Plus de 1450 signatures pour les journalistes otages en Syrie

Anaëlle Berre, étudiante en 2e année, sur le marché des Halles, à Tours, samedi 5 avril.

Anaëlle Berre, étudiante en 2e année, sur le marché des Halles, à Tours, samedi 5 avril.

Se mobiliser pour Didier François, 53 ans et Edouard Elias, 22 ans, enlevés le 6 juin 2013 sur la route d’Alep ; pour Nicolas Henin, 37 ans, et Pierre Torres, 30 ans, pris dans la ville de Raqqa, dans la même zone, le 22 juin 2013.  Se mobiliser pour ces quatre journalistes français détenus en Syrie : les étudiants de l’EPJT ont recueilli en un week-end 1456 signatures pour le comité de soutien des quatre otages.

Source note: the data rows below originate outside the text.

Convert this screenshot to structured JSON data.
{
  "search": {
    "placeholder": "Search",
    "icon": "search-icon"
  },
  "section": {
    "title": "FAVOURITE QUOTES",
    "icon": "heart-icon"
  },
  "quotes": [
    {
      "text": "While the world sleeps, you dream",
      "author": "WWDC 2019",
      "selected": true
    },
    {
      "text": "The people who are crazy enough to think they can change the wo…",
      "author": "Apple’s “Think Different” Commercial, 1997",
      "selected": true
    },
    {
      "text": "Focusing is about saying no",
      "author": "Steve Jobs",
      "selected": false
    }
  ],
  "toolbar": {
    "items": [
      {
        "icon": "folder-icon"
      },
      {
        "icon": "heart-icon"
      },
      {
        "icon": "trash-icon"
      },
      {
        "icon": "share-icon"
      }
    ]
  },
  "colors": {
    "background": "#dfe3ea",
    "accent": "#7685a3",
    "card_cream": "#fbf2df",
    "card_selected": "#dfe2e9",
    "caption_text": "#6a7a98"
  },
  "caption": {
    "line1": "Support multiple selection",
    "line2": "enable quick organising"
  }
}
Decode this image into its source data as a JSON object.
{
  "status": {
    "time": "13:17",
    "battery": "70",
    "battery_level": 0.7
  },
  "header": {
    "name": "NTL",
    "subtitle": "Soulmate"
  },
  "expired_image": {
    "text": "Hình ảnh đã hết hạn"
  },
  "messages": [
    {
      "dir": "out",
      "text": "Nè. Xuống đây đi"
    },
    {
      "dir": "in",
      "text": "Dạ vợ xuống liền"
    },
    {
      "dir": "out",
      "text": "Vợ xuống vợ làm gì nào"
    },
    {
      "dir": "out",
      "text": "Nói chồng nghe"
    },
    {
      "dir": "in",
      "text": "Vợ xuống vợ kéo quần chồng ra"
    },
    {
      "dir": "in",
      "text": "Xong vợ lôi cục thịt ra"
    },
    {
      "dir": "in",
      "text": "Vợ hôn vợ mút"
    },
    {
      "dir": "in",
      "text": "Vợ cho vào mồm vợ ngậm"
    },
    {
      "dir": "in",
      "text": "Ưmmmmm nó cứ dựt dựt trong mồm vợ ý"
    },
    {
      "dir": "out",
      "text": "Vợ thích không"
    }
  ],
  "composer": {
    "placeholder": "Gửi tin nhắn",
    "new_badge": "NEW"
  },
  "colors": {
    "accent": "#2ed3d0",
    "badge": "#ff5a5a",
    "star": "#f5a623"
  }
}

Les quatorze écoles de journalisme françaises reconnues par la profession avaient décidé de s’associer au comité de soutien des quatre journalistes otages en Syrie, le week-end du 6 avril. Le 6 juin 2013, les journalistes d’Europe 1 Didier François, grand reporter, et Edouard Elias, photographe, ont été enlevés, sur la route d’Alep, en Syrie. Alors, tous les 6 de chaque mois, leurs amis, collègues, familles se mobilisent pour qu’on n’oublie pas qu’ils sont partis en Syrie pour raconter ce qui s’y passe. Le 22 juin 2013, deux autres journalistes, Nicolas Henin et Pierre Torres, étaient à leur tour enlevés en Syrie.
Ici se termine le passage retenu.